Overview

Growth Hormone Treatment in Patients With Aggrecan (ACAN) Deficiency

Status:
Active, not recruiting

Trial end date:
2022-12-01

Target enrollment:
0

Participant gender:
All

Summary

This is an open-label, single-arm prospective pilot study to study the effects of a single dose regimen of daily growth hormone medication (Norditropin) on pre-pubertal children with Aggrecan deficiency. The growth response will be tracked over a 12 month period. A protocol extension has been approved to continue subjects on treatment for an additional 2 years.

Phase:

Phase 1/Phase 2

Accepts Healthy Volunteers?

Details

Lead Sponsor:

Children's Hospital Medical Center, Cincinnati

Treatments:

Hormones

Criteria

Inclusion Criteria:

1. ACAN Deficiency - Patients must be heterozygous for a mutation in the ACAN gene. A
mutation will be defined as:

a. A heterozygous deletion of the entire gene or of >1 complete exons of the gene b.
Any truncating mutation including frameshift, nonsense, splice site mutations within 2
bases of the exon/intron boundary, and start loss variants c. Any missense mutation
which meets the following criteria: i. It is absent in the Exome Aggregation
Consortium Database (exac.broadinstitute.org) ii. It is predicted to be damaging by
BOTH Polyphen2 and Sorting Intolerant From Tolerant (SIFT) iii. It segregates with the
short stature phenotype in the family or is a de novo mutation d. In-frame insertions
or deletions of >1 amino acid e. In-frame insertions or deletions of 1 amino acid must
meet the same criteria as missense mutations. For the prediction programs, Alanine
will be substituted for the deleted amino acid.

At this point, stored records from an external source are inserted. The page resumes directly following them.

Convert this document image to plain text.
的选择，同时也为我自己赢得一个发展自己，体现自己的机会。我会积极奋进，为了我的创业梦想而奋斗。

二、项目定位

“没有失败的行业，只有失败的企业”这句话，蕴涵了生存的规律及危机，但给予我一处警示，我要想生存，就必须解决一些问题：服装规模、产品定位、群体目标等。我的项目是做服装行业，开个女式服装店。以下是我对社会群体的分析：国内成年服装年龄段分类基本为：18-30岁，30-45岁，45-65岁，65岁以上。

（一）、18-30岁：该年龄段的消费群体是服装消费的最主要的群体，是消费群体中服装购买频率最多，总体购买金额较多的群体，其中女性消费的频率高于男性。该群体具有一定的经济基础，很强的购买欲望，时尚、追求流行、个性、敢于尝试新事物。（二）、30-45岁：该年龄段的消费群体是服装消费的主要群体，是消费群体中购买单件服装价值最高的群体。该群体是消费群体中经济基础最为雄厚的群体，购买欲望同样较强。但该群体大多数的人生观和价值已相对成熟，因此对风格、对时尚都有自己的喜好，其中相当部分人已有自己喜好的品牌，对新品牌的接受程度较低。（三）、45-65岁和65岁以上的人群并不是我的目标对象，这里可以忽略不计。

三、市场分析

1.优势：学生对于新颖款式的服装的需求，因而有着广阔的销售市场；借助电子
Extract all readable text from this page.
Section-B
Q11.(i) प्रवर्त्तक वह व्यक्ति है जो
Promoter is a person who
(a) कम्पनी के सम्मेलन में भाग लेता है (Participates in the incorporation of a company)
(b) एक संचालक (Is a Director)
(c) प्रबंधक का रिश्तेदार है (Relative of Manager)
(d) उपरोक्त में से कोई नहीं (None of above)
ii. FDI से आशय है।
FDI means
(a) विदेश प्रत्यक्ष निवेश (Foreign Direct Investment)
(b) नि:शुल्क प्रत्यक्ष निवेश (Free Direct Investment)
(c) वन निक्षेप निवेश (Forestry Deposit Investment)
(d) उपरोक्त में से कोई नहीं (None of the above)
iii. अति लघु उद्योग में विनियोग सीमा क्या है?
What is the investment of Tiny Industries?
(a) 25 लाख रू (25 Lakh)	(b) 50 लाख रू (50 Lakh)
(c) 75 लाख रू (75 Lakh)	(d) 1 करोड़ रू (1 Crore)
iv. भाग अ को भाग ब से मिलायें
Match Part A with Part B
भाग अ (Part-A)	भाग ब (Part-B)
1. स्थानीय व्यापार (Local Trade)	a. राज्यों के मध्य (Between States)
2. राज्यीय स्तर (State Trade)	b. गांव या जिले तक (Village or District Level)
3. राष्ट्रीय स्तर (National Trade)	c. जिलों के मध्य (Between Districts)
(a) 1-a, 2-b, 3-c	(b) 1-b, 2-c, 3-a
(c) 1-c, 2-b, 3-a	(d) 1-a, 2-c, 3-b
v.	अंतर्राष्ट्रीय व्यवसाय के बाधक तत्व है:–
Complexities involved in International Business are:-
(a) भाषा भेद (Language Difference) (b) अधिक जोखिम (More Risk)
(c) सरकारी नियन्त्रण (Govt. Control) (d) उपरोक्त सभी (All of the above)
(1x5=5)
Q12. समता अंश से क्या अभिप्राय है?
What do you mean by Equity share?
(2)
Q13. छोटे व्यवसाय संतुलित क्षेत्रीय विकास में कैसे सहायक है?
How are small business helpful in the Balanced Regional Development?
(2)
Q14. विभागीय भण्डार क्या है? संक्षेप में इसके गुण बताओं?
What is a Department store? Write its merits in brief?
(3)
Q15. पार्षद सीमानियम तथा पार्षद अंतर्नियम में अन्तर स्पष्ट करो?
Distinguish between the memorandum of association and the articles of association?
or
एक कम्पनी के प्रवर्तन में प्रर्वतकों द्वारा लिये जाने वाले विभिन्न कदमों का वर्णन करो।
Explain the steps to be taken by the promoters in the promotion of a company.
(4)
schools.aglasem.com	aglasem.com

f. NOTE - Retrospective data does not show any correlation between the type of
mutation and the severity of short stature. Therefore, all mutations meeting the above
criteria will be included as a single group.

2. Age - Greater than or equal to 3 years 0 days. There is no specific upper age limit,
but the onset of puberty will make the patient ineligible.

3. Pre-pubertal

1. Male subjects must have a testicular volume <4 cc as determined on physical
examination by a pediatric endocrinologist at the time of the screening visit

2. Female subjects must be Tanner 1 for breast development as determined on physical
examination by a pediatric endocrinologist at the time of the screening visit

4. Bone Age - The bone age as determined by the Greulich and Pyle method must be equal to
or greater than the chronological age. Bone ages will be determined at the screening
visit by a single centralized radiologist.

5. Insulin-like growth factor (IGF-I) level within normal range for age and sex.

6. Ability to provide informed consent before any trial-related activities

7. NOTE - There is no specific height standard deviation criteria for inclusion in this
study.

Exclusion Criteria:

1. Prior treatment with any of the following therapies:

A. Growth hormone B. Insulin-like Growth Factor (IGF-I) C. Gonadotropin releasing
hormone (GnRH) analog D. Aromatase Inhibitor E. Oxandrolone

2. History of any type of malignancy

3. Growth plate fusion - Defined as a bone age via the Greulich and Pyle method of 13
years in females and 15 years in males

4. Chronic medical condition known to affect growth including but not limited to:

A. Cystic fibrosis B. Diabetes C. Inflammatory Bowel Disease D. Celiac Disease E.
Asthma requiring a daily inhaled steroid dose > 400 micrograms of inhaled budesonide
per day or equivalent F. Taking daily oral glucocorticoids for any reason G. Note -
attention deficit hyperactivity disorder (ADHD) treated with a stimulant and treated
hypothyroidism with a normal thyroid stimulating hormone (TSH) will NOT exclude the
subject from participating in the trial.

5. (BMI) <5th percentile (CDC growth charts)

6. Any clinically significant abnormality on screening laboratory tests as determined by
the principal investigator.

7. Known or suspected allergy to trial medication, excipients, or related products.

8. Contraindications to study medications, worded specifically as stated in the product's
prescribing information.

9. The receipt of any investigational drug within 90 days prior to this trial.